Do you reject the "you broke it, you bought it" idea? If you do, that's fine. I'm not a priori opposed to punitive expeditions myself when it appears necessary, but punitive expeditions have never been a liberal "thing".
Do you think the Iraqis will find a way to cobble their state together? Do you think it will descend into a civil bloodbath? If so, then why don't we have any responsibility to try and prevent it? Compare and contrast with Kosovo and Darfur. What if Iraq turns into a Taliban-like cesspool, and becomes a base for terrorist operation against the US in the same way Afghanistan was?
Do you think that the Iraqis can build a stable, functioning democratic state? If not, why? Are they just not suited for Democracy as a people? If so, what are their deficiencies?
The other half of the question is what effect will it have on American security? Will it embolden terrorists? Will our withdrawal make it more or less likely that terrorists will begin marshaling forces for another 9/11 style attack? Why?
On the Global War on Terror more generally, will a withdrawal from Iraq help or hinder that effort? Or do we need to make an effort at all, other than some Special Ops stuff here and there, and intelligence, prevention, and law enforcement operations otherwise? What would be the US's military role after a withdrawal from Iraq? Does the US military actually have much a role beyond repelling an invasion?

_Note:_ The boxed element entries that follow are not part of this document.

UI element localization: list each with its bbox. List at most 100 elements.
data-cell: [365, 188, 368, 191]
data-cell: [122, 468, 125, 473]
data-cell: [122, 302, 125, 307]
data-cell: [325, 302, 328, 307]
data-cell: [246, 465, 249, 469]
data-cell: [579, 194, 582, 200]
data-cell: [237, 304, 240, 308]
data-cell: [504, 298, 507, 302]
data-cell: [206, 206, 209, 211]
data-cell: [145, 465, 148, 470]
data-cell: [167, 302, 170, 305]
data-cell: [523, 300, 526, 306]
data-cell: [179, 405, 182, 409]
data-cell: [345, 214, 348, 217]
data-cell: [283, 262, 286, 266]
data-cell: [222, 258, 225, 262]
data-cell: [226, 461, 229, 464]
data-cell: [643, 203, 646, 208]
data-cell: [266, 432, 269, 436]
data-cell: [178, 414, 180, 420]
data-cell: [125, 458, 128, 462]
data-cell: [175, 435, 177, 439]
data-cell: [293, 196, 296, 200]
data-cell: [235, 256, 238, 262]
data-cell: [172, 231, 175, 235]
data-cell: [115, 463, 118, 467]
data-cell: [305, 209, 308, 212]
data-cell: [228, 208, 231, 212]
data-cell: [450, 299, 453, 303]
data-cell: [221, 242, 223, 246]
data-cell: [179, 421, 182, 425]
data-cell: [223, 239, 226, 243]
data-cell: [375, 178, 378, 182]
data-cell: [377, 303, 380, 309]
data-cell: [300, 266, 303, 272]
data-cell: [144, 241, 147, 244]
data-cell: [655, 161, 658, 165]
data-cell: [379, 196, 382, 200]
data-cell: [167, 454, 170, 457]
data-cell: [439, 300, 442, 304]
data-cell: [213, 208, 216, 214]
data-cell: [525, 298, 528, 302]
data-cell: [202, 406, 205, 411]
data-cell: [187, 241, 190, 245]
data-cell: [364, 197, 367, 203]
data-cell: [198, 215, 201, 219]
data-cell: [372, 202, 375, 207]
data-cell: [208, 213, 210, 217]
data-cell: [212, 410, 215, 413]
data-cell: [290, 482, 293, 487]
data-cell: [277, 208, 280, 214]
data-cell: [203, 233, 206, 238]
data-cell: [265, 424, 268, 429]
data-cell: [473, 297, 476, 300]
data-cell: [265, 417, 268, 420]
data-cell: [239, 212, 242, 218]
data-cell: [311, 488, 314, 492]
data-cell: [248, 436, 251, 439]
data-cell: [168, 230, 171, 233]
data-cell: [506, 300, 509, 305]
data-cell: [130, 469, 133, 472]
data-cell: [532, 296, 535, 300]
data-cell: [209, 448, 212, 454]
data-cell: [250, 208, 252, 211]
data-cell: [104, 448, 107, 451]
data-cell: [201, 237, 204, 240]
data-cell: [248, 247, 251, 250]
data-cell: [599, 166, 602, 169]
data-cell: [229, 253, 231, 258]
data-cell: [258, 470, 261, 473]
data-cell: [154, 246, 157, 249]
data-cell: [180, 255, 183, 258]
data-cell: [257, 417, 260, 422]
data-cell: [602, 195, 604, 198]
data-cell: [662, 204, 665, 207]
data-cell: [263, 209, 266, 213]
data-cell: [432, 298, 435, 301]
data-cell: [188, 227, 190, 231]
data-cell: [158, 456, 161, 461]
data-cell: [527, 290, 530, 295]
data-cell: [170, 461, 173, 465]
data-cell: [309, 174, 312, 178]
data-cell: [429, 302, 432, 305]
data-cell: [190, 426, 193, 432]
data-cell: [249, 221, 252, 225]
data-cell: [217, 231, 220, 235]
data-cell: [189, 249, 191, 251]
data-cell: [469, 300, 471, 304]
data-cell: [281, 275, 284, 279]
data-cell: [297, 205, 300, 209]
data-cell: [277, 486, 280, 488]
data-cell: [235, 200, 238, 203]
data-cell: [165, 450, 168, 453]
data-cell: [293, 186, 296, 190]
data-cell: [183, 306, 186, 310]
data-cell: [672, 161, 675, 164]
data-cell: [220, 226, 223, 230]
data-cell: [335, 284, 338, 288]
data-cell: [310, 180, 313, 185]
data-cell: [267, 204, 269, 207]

Are we doomed to fail at achieving anything worthwhile in Iraq? Why? Is it something organic to Iraq, or simply a problem with the current president? Would another administration be able to achieve some reasonable level of peace and stability?
I'd love to hear the answers.
UPDATE: I posted a similar thread at CSPT to see what the untamed trolls there would say. Disappointingly, there's lots of snark and little information. However, Jack pointed to this Oliver Willis post as an example of what he thinks. I think it brushes off the seriousness of us pulling out of Iraq, frankly, and I may post on it later.